Le nom complet de grand-mère était Marie-Madeleine Mboyil Diouf, quoique, dans le village tout entier et au-delà, on ne l’appelât que par son nom typiquement sereer, et non par son nom de baptême : Mboyil, donc. Elle était en tout cas l’un des symboles de l’harmonieux syncrétisme religieux qui caractérise ma famille : du côté de mon père comme du côté de ma mère, les confessions, parfois au sein d’une même fratrie, sont mêlées : le christianisme, l’islam et, en arrière-plan de tout cela, bien sûr, (nous sommes quand même sereer), un discret fond animiste. Grand-mère croyait aux pangols [1]et au Salut, invoquait aussi facilement Roog Seen que Jésus-Christ. Cela, bien sûr, est une richesse incommensurable : avoir un pied dans l’animisme, l’autre dans le monothéisme, est une façon d’assumer la singularité d’une culture traditionnelle sans pour autant rejeter les sagesses des religions révélées. C’est la raison pour laquelle, pour faire une petite digression, « Ceddo » d’Ousmane Sembène est l’un de ses films que j’ai le moins appréciés, moins parce qu’il péchait dans son esthétique, son scénario, son intrigue (Sembène, de ce point de vue, est un maître absolu) que parce qu’il adoptait un parti pris un peu trop radical : les religions révélées ont remplacé l’animisme ancestral. Je ne crois plus que ce soit si vrai : partout au Sénégal, subsistent, il me semble, des traditions animistes qui s’allient, dans une relative mesure, aux dogmes religieux monothéistes. C’est un métissage peut-être plus heureux qu’on ne le croit, et grand-mère en était une éclatante preuve. Il eût peut-être fallu une suite à Ceddo… Enfin, je suis étrangement heureux, en tout cas, que grand-mère fût pratiquante catholique assez régulière sans renier son inscription dans sa tradition. Qu’elle se nommât Marie-Madeleine Mboyil comme je m’appelle Mohamed Mbougar.

Le dimanche, à Fayil, elle allait à la messe, vêtue, dans mes souvenirs, d’un ensemble bleu aux motifs jaunes (pagne, camisole, mouchoir de tête) sur lequel était imprimé le visage du Christ.

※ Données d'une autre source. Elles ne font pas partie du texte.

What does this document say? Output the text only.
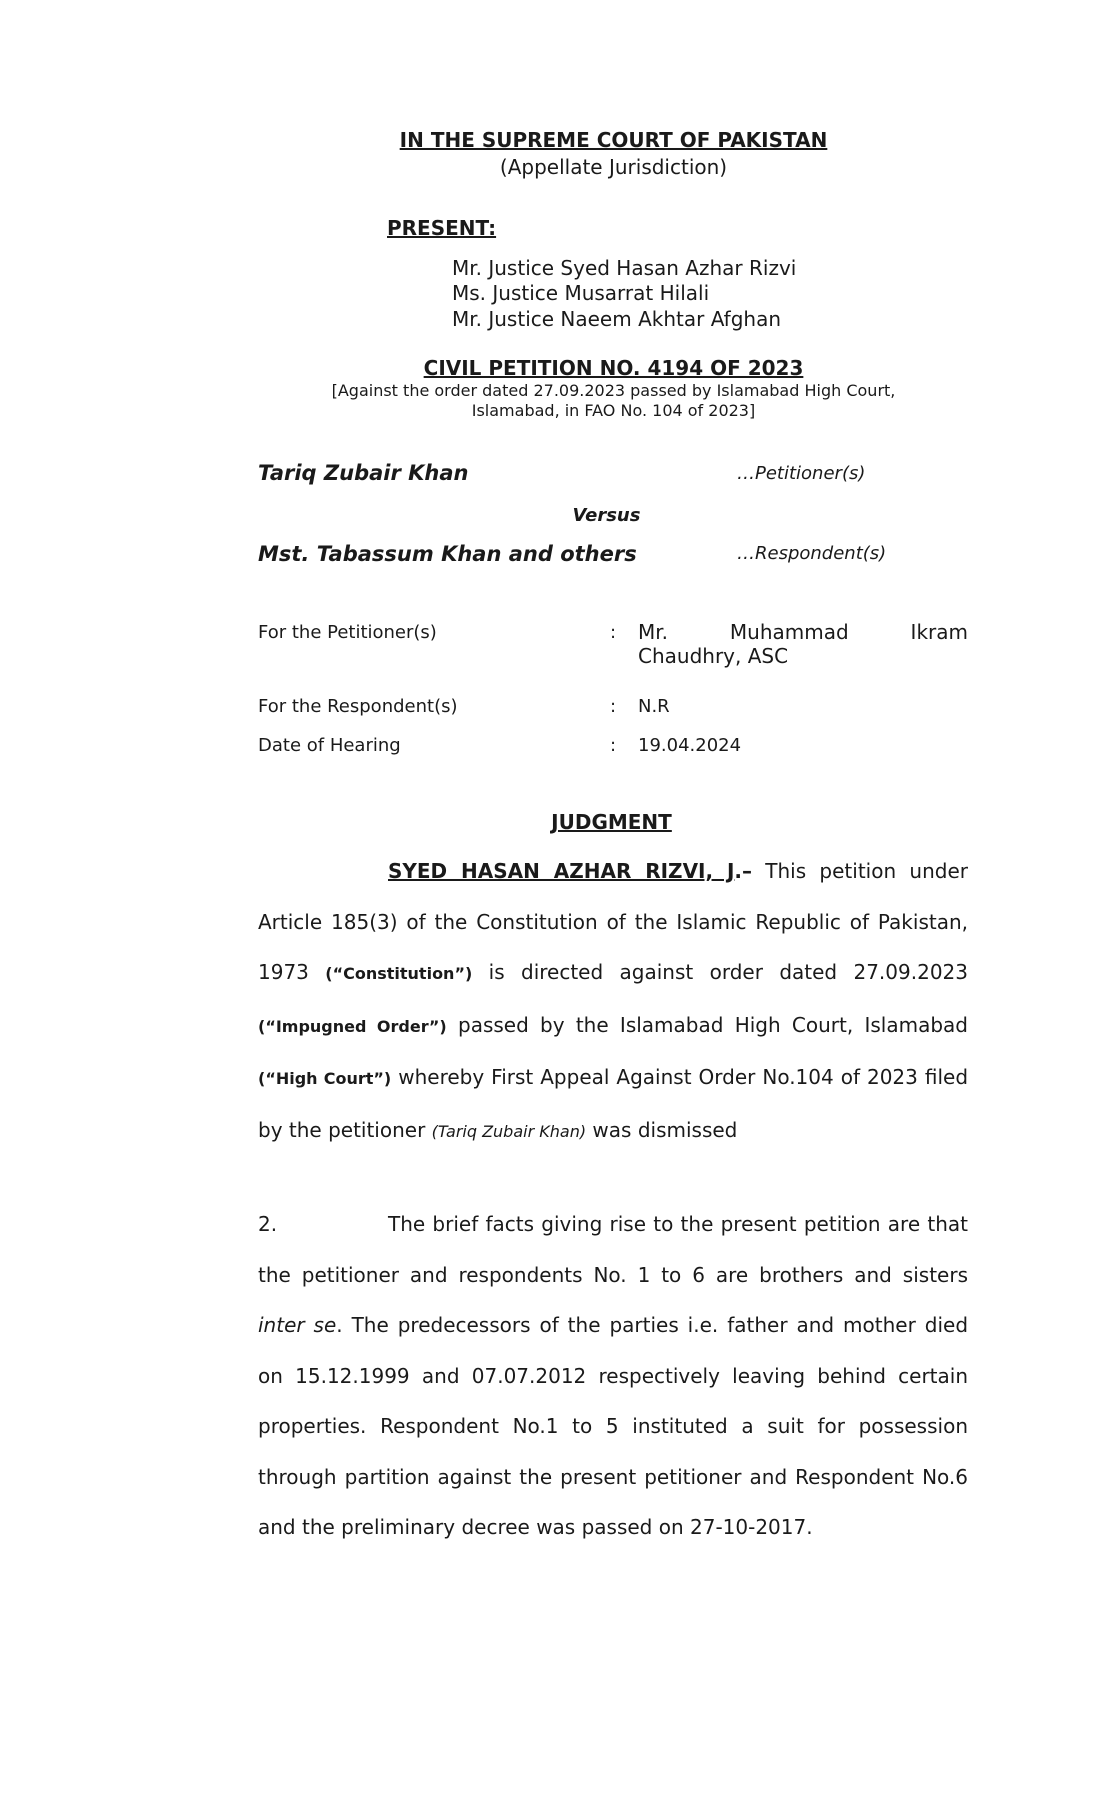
IN THE SUPREME COURT OF PAKISTAN
(Appellate Jurisdiction)
PRESENT:
Mr. Justice Syed Hasan Azhar Rizvi
Ms. Justice Musarrat Hilali
Mr. Justice Naeem Akhtar Afghan
CIVIL PETITION NO. 4194 OF 2023
[Against the order dated 27.09.2023 passed by Islamabad High Court,
Islamabad, in FAO No. 104 of 2023]
Tariq Zubair Khan	…Petitioner(s)
Versus
Mst. Tabassum Khan and others	…Respondent(s)
For the Petitioner(s)	: Mr. Muhammad Ikram
Chaudhry, ASC
For the Respondent(s)	: N.R
Date of Hearing	: 19.04.2024
JUDGMENT
SYED HASAN AZHAR RIZVI, J.– This petition under Article 185(3) of the Constitution of the Islamic Republic of Pakistan, 1973 (“Constitution”) is directed against order dated 27.09.2023 (“Impugned Order”) passed by the Islamabad High Court, Islamabad (“High Court”) whereby First Appeal Against Order No.104 of 2023 filed by the petitioner (Tariq Zubair Khan) was dismissed
2.	The brief facts giving rise to the present petition are that the petitioner and respondents No. 1 to 6 are brothers and sisters inter se. The predecessors of the parties i.e. father and mother died on 15.12.1999 and 07.07.2012 respectively leaving behind certain properties. Respondent No.1 to 5 instituted a suit for possession through partition against the present petitioner and Respondent No.6 and the preliminary decree was passed on 27-10-2017.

Et soudain, l’idée qu’elle ait un jour, le regard passionnément jeté sur l’abside, su réciter « Je vous salue Marie », ou mieux encore, en latin, le « Pater noster », me fait éclater de rire, bien que je la trouve assez sublime… Comment est-elle arrivée au catholicisme ? Qui l’y a initiée ? Quand a-t-elle été baptisée ? Autant de questions dont l’importance ne m’apparaît que maintenant, maintenant qu’il est trop tard. Vivre, finalement, c’est toujours avoir quelques questions de retard.

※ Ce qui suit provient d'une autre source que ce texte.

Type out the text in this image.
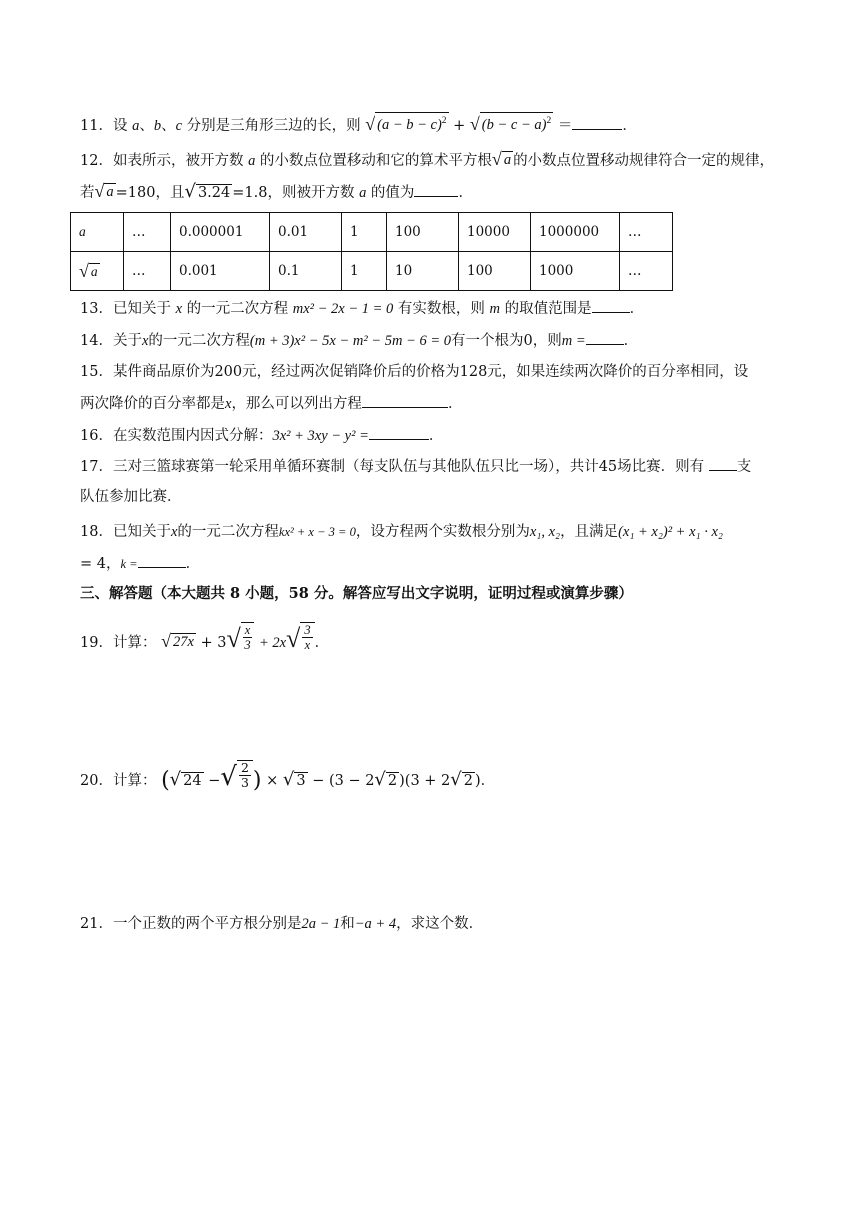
11．设 a、b、c 分别是三角形三边的长，则 √ $(a - b - c)^2$ + √ $(b - c - a)^2$ ＝	．
12．如表所示，被开方数 a 的小数点位置移动和它的算术平方根 √ a 的小数点位置移动规律符合一定的规律，
若 √ a =180，且 √ 3.24 =1.8，则被开方数 a 的值为	．
a	…	0.000001	0.01	1	100	10000	1000000	…

√ a	…	0.001	0.1	1	10	100	1000	…
13．已知关于 x 的一元二次方程 mx² − 2x − 1 = 0 有实数根，则 m 的取值范围是	．
14．关于x的一元二次方程(m + 3)x² − 5x − m² − 5m − 6 = 0有一个根为0，则m =	．
15．某件商品原价为200元，经过两次促销降价后的价格为128元，如果连续两次降价的百分率相同，设
两次降价的百分率都是x，那么可以列出方程	．
16．在实数范围内因式分解：3x² + 3xy − y² =	．
17．三对三篮球赛第一轮采用单循环赛制（每支队伍与其他队伍只比一场），共计45场比赛．则有 支
队伍参加比赛．
18．已知关于x的一元二次方程kx² + x − 3 = 0，设方程两个实数根分别为x₁, x₂，且满足(x₁ + x₂)² + x₁ · x₂
= 4，k =	．
三、解答题（本大题共 8 小题，58 分。解答应写出文字说明，证明过程或演算步骤）
19．计算： √ 27x + 3 √ $\frac{x}{3} + 2x$ √ $\frac{3}{x}$ ．
20．计算： ( √ 24 − √ $\frac{2}{3}$ ) × √ 3 − (3 − 2 √ 2 )(3 + 2 √ 2 )．
21．一个正数的两个平方根分别是2a − 1和−a + 4，求这个数．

Cela fait dix jours que j’ai appris le départ de grand-mère, et que j’essaie de trottiner derrière elle. J’espère la rattraper. Mais pour l’instant, elle marche d’un pas résolu et léger. Mais où va-t-elle ? Vers le paradis ou vers la demeure des ancêtres ? Il faut que croire que chez elle, les deux avaient fini par ne faire qu’un.

[1] Les pangols sont, dans la culture sereer, les « esprits » protecteurs du village : esprits des ancêtres ou des dieux, incarnés dans des animaux, des objets, des arbres, des lieux symboliques.